I watched the first two of the LOTR trilogy yesterday. Extended editions. Man, really long. But pretty good. But also kinda weird. I forgot how creepy elves are, and I'm sorry but Elrond will always be Agent Smith to me. I forgot how much of a crazy bitch Galadriel is, especially the part where she turns into some Medusa thing when Frodo offers her the ring I have no idea how Frodo remained so calm after that. I forgot how annoying it is that Elves speak Elvish even when other non-speakers are around, reminds me so much of the insular Koreans at school who would sit down, with me, and start speaking their native tongue and I kind of flail my arms to show that I exist. I forgot how androgynous Legolas looked, and he should really listen to himself speak some times "A red sun rises, blood has been spilled this night." - can anyone say tool?, although I'd still do him. I forgot how incredibly useless dwarves are as a race. Axes are way too slow and clunky. I forgot how incredibly beautiful Arwen is, and how ever could she possibly be the offspring of Steve Tyler. I also forgot that Sean Bean plays Boromir, and it really does seem that he dies in everything he plays.

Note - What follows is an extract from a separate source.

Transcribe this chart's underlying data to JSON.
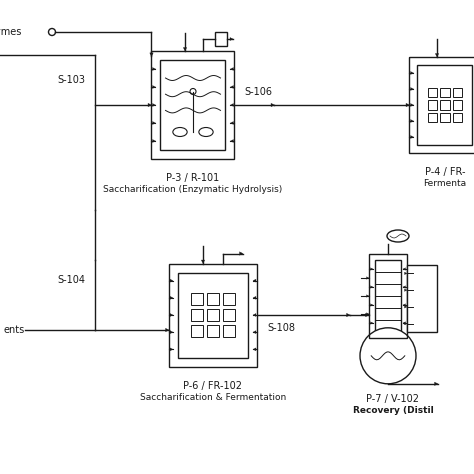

I have a final round interview for my real-estate job tomorrow. This weekend I'm seeing a couple bands (Kings of Convenience, Of Monsters And Men, etc.) at an outdoor festival by the outlandish trees in my previous post so it'll be sick. And although I'm not a huge fan of my friend's faghag girlfriend, I might ask her if she'd like to come to a gay club, because I don't have anyone else to go with. Just kinda want to see what's it like over here. I've been to two gay clubs before in London (my gay friend's English boyfriend told me that everyone says that my country is really conservative but hey, "you're so cool about going to a gay club!" haha) but each time I was "straight" then but it's really weird because these guys are sketchy. One guy asked for my name, shook my hand, and leaned in to kiss me. Just like that. I don't mind if you do that if you're hot but man he was old and balding. Another guy grabbed me from the front and started just grinding me face-to-face... I remember also thinking the music was pretty campy (there was a lot of Destiny's Child and Jennifer Lopez). There was one guy though that was really cute and shy and he came over to talk to me after looking my way for quite a while and I saw his friend nudging him along haha but I was with my gay friend who I wasn't out to at all, so I kind of just talked to him and hinted that I wasn't interested.
Other than that, I think I'm going to travel for a bit. I'm probably going to Central America for spring break with my college friends, and then maybe after that I'd go back to the good ol' Midwest and chill fat. Maybe if I get lucky I'd get Coachella tickets. I don't really know what to do. I kind of told the real-estate people I could start work early, but I don't know if I want to be a corporate zombie so quickly.